Я скинул перчатки и нащупал молнию нагрудного кармана. Грязными и мокрыми руками я достал зажигалку и сигареты. Поблагодарив непонятно кого за то, что на этот раз в кармане лежала «автогенка», а не привычный «крикет» я судорожно прикурил сигарету и в тусклом свете попытался разглядеть свою ногу. И тут сверху снова раздался смешок. «Что за…» - мелькнуло в голове, и холодный ужас пробежал по телу. Откуда тут дети? Ведь ближайшая деревня за лесом в 14 километрах от этого места. И тут же, как можно громче, выдал тираду матерных слов, после чего заметно полегчало. Я приподнялся на локте и протянул к ноге руку с зажигалкой. Увиденное на меня произвело двоякое впечатление. С одной стороны, я увидел, что открытого перелома нет, но кусок какой-то доски, торчащий из ноги, радости мне не прибавил. К этому моменту дождь прекратился и я услышал, что Женек вовсю свистит и сигналит мне (а кому же еще?). Я несколько раз попытался крикнуть ему, но безуспешно. Еще посветив вокруг, я увидел, то лежу в яме, похожей не то на погреб, не то на колодец.
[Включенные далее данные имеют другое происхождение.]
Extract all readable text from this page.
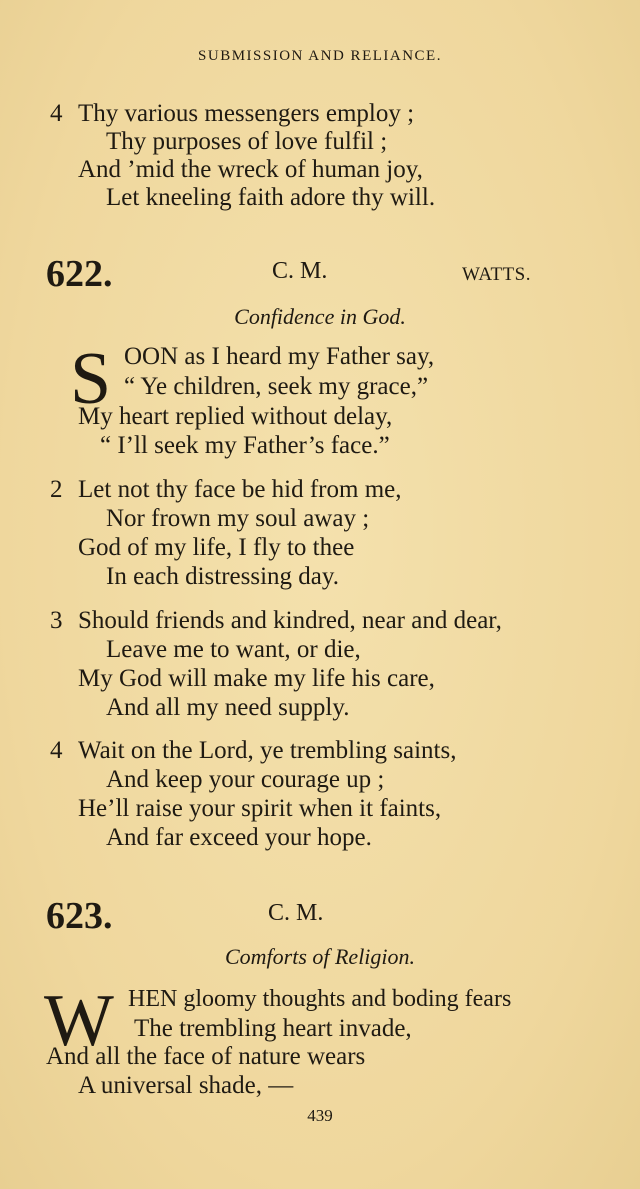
SUBMISSION AND RELIANCE.
4 Thy various messengers employ ;
Thy purposes of love fulfil ;
And ’mid the wreck of human joy,
Let kneeling faith adore thy will.
622.	C. M.	WATTS.
Confidence in God.
S OON as I heard my Father say,
“ Ye children, seek my grace,”
My heart replied without delay,
“ I’ll seek my Father’s face.”
2 Let not thy face be hid from me,
Nor frown my soul away ;
God of my life, I fly to thee
In each distressing day.
3 Should friends and kindred, near and dear,
Leave me to want, or die,
My God will make my life his care,
And all my need supply.
4 Wait on the Lord, ye trembling saints,
And keep your courage up ;
He’ll raise your spirit when it faints,
And far exceed your hope.
623.	C. M.
Comforts of Religion.
W HEN gloomy thoughts and boding fears
The trembling heart invade,
And all the face of nature wears
A universal shade, —
439
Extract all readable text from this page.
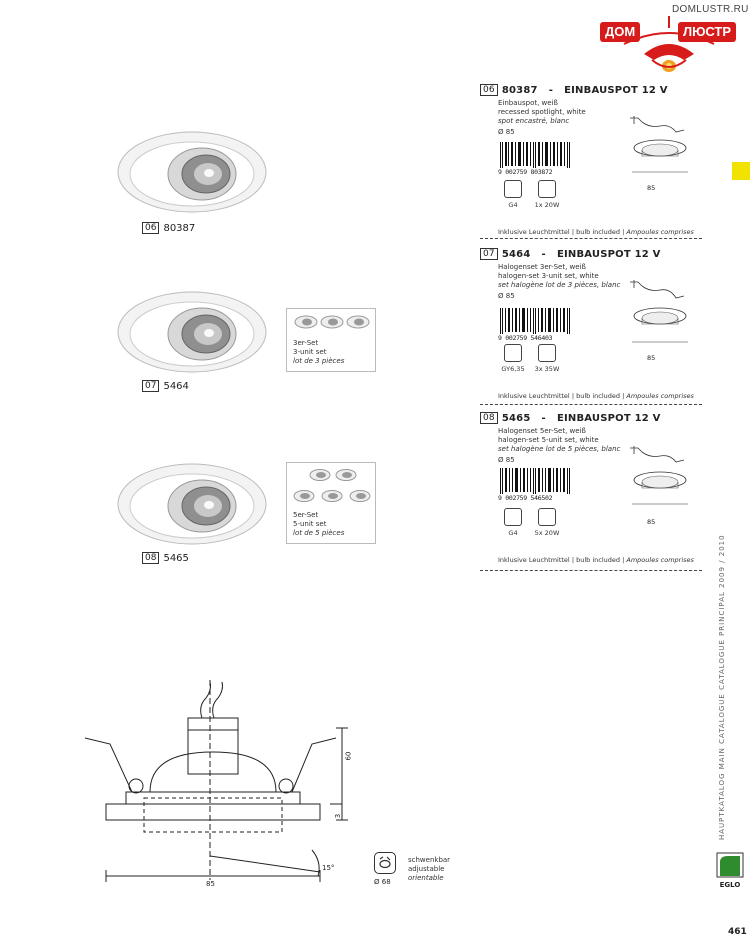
DOMLUSTR.RU
ДОМ	ЛЮСТР
06 80387
07 5464
3er-Set
3-unit set
lot de 3 pièces
08 5465
5er-Set
5-unit set
lot de 5 pièces
06 80387
-
EINBAUSPOT 12 V
Einbauspot, weiß
recessed spotlight, white
spot encastré, blanc
Ø 85
9 002759 803872
85
G4	1x 20W
Inklusive Leuchtmittel | bulb included | Ampoules comprises
07 5464
-
EINBAUSPOT 12 V
Halogenset 3er-Set, weiß
halogen-set 3-unit set, white
set halogène lot de 3 pièces, blanc
Ø 85
9 002759 546403
85
GY6,35	3x 35W
Inklusive Leuchtmittel | bulb included | Ampoules comprises
08 5465
-
EINBAUSPOT 12 V
Halogenset 5er-Set, weiß
halogen-set 5-unit set, white
set halogène lot de 5 pièces, blanc
Ø 85
9 002759 546502
85
G4	5x 20W
Inklusive Leuchtmittel | bulb included | Ampoules comprises
60
3
15°
85	Ø 68
schwenkbar
adjustable
orientable
HAUPTKATALOG MAIN CATALOGUE CATALOGUE PRINCIPAL 2009 / 2010
EGLO
461
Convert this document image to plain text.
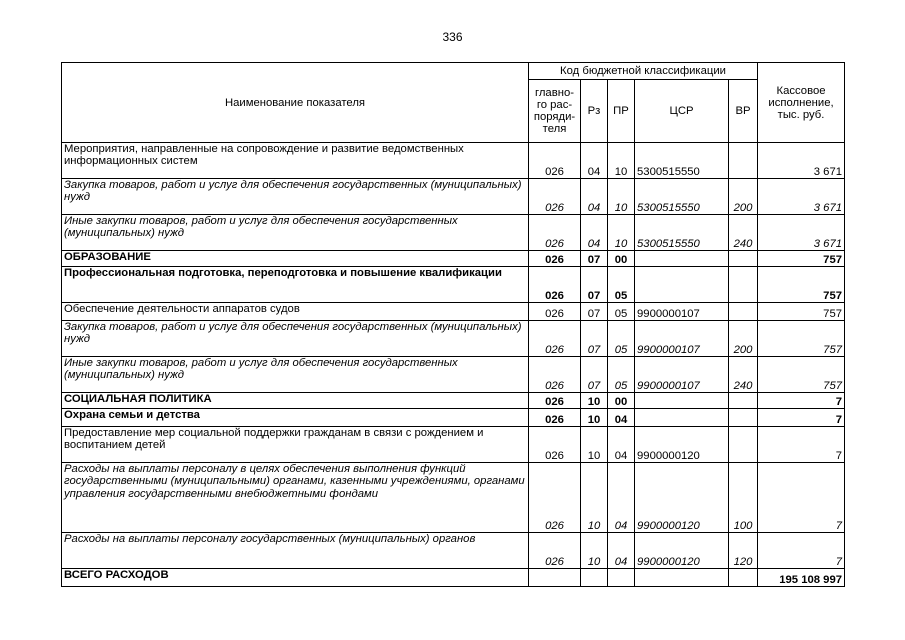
336
Наименование показателя	Код бюджетной классификации					Кассовое
исполнение,
тыс. руб.
	главно-
го рас-
поряди-
теля	Рз	ПР	ЦСР	ВР	
Мероприятия, направленные на сопровождение и развитие ведомственных информационных систем	026	04	10	5300515550		3 671
Закупка товаров, работ и услуг для обеспечения государственных (муниципальных) нужд	026	04	10	5300515550	200	3 671
Иные закупки товаров, работ и услуг для обеспечения государственных (муниципальных) нужд	026	04	10	5300515550	240	3 671
ОБРАЗОВАНИЕ	026	07	00			757
Профессиональная подготовка, переподготовка и повышение квалификации	026	07	05			757
Обеспечение деятельности аппаратов судов	026	07	05	9900000107		757
Закупка товаров, работ и услуг для обеспечения государственных (муниципальных) нужд	026	07	05	9900000107	200	757
Иные закупки товаров, работ и услуг для обеспечения государственных (муниципальных) нужд	026	07	05	9900000107	240	757
СОЦИАЛЬНАЯ ПОЛИТИКА	026	10	00			7
Охрана семьи и детства	026	10	04			7
Предоставление мер социальной поддержки гражданам в связи с рождением и воспитанием детей	026	10	04	9900000120		7
Расходы на выплаты персоналу в целях обеспечения выполнения функций государственными (муниципальными) органами, казенными учреждениями, органами управления государственными внебюджетными фондами	026	10	04	9900000120	100	7
Расходы на выплаты персоналу государственных (муниципальных) органов	026	10	04	9900000120	120	7
ВСЕГО РАСХОДОВ						195 108 997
Стены были выложены белым камнем, который почти везде обвалился и кучками лежал на дне. До поверхности было метра два, не больше. Дрожащими руками я стащил со лба бесполезный фонарик и, оторвал его от лямок, которым перетянул ногу чуть выше колена и рванул кусок дерева, торчащий из ноги, после чего вновь потерял сознание. Когда теряешь сознание всегда приходишь в себя, не осознавая, где ты и что с тобой. На этот раз меня в чувство привела пощечина, резкая и хлесткая. Когда я открыл глаза, то понял, что не знаю, кто или что мне отвесило этот удар, и меня охватила просто паника. Было так страшно, что я даже подвывал от страха. Когда я снова зажег зажигалку, я боялся посмотреть куда-либо, кроме как перед собой, мне чудилось, что что-то стоит над ямой и пристально смотрит на меня, я земля вокруг шевелится и вот-вот оттуда на меня что-то выползет. Я расстегнул штормовку и с помощью зубов порвал на себе футболку, которой замотал ногу прямо поверх штанины. Я не знал, продолжается ли кровотечение, ведь вся нога, да сам я весь, был густо измазана смесью грязи и крови.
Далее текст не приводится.